Slack is launching a major update to its web and desktop today that doesn’t introduce any new features or a new user interface. Instead, it’s almost a complete rebuild of the underlying technology that makes these two experiences work. Over the course of the last year or so, Slack worked on shifting the web and desktop clients (which essentially use the same codebase) to a modern stack and away from jQuery and other technologies it used when it first introduced these tools in 2012.
Over the course of the last few months, the team actually quietly rolled out a lot of the prep work for this move, though the full extent of the work is only going to become apparent once you update the client to the latest version as its the new Electron app that will bring it all together.
Slack promises that this new version will use up to 50 percent less memory than before and that Slack will load 33 percent faster. Joining an incoming call will also be ten times faster now.
A lot of these changes will be especially apparent to users who are part of multiple workspaces. That’s because, as DeLanghe stressed, the team designed the new architecture with the assumption that many users are now part of multiple workspaces. Those used to take up a lot of memory and CPU cycles when you switched between them, as each workspace used to get its own Electron process in the old app.
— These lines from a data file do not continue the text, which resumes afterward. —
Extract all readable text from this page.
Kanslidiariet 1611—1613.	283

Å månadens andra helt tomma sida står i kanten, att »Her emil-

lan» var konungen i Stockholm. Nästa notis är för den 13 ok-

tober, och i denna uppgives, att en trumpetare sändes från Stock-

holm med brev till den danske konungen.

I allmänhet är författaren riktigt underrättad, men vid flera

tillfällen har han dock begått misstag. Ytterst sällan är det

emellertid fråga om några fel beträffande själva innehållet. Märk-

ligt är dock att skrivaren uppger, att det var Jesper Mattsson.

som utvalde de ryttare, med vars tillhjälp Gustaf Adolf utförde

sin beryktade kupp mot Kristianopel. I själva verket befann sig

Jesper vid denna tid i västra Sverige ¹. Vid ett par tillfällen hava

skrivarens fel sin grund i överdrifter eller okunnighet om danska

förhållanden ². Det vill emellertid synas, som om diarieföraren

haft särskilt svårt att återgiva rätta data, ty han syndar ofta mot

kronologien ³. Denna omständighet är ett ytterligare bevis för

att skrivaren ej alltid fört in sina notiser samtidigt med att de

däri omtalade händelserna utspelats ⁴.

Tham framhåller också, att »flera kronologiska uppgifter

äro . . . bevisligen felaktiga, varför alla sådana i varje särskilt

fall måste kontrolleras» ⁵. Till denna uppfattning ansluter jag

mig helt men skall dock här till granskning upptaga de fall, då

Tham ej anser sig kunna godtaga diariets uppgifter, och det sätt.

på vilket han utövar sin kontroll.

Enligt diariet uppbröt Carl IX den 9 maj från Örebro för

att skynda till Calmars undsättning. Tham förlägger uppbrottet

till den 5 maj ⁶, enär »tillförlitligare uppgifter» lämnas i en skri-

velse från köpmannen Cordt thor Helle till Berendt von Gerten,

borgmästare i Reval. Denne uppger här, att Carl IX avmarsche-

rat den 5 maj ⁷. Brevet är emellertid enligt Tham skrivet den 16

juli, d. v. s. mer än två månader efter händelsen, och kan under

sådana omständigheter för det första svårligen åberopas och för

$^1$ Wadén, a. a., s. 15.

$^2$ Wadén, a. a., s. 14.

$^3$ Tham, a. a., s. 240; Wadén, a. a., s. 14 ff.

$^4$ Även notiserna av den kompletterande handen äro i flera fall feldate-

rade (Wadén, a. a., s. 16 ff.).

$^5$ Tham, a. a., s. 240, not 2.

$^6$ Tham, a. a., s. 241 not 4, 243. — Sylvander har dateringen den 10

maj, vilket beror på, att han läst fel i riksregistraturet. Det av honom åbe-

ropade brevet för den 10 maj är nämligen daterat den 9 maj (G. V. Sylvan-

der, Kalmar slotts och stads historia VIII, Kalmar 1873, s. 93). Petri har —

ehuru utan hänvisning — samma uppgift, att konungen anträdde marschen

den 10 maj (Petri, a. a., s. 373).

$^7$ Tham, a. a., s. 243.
In the updated app, Slack went with React to build all of the UI components and instead of waiting for all the data to load before displaying the UI, the new app now lazily loads data as it becomes available.
The result of this is an experience that also now allows you to at least read previously opened channels and conversations when you are offline.
What’s maybe even more important, though, is that Slack now has a modern client to build on, which should speed up feature development going forward. “I’m not going to over-promise,” DeLanghe said. “This removes one of the barriers that any company that’s scaling and building features at the same time has to think about. […] This makes that tradeoff a little bit easier.”
The update will roll out to all users over the course of the next few weeks. That’s because this is a two-part change. You’ll need both the new desktop application and become eligible for the new version. Some of this is out of Slack’s hands, as your IT department may decide how it rolls out updates, for example.